Judge: Princeton Alumnus Competent to Stand Trial in Father’s Murder


A New York State Supreme Court Justice decided Monday that Thomas Gilbert Jr., the Princeton University graduate accused of killing his hedge-fund father in Manhattan last January, is mentally fit to stand trial.

The judge rejected lawyers’ arguments that Gilbert can’t look at anything in a realistic way. The judge also rejected the recommendations of two court-appointed psychiatrists who found Gilbert mentally unfit to stand trial in September.

Gilbert was charged with murder after allegedly entering his parents’ home and fatally shooting his father, who had reportedly cut back the monthly stipend he was giving his son.

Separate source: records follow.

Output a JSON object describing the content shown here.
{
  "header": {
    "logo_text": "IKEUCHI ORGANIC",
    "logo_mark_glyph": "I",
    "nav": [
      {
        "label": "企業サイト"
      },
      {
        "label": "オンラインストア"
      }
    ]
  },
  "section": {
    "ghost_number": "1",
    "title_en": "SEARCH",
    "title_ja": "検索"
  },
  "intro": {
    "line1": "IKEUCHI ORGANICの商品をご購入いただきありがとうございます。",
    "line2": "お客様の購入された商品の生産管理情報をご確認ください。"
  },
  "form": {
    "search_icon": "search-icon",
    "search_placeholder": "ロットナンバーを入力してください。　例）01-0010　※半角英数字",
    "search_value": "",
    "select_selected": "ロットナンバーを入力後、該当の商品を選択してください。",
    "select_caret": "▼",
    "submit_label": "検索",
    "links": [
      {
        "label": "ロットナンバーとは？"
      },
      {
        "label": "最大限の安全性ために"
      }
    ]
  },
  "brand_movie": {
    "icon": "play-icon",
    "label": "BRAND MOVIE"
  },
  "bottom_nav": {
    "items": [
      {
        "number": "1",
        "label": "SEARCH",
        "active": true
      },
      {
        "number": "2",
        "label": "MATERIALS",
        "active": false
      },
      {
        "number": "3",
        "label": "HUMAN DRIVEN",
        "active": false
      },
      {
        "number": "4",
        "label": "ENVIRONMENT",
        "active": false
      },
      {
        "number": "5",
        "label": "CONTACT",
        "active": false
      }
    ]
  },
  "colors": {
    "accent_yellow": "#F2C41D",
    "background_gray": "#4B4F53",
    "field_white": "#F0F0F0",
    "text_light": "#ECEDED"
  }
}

In a letter to the Manhattan district attorney about his case, Gilbert wrote that he wanted to be released from jail and have his case dismissed. According to the New York Post, he told the prosecutor he went to the elite Buckley School in Manhattan, then graduated from the Deerfield Academy and Princeton University. He complained in the letter that he was being railroaded and that being in jail was damaging his personal life and career. He wrote that his  goal is to dismiss and seal the indictment.

Gilbert’s attorneys had said the letter was more proof that the Princeton grad had no grasp on reality, but the prosecution said it showed Gilbert was able to string together a rational argument. The prosecution argued that Gilbert had been able to function in society until he allegedly killed his father.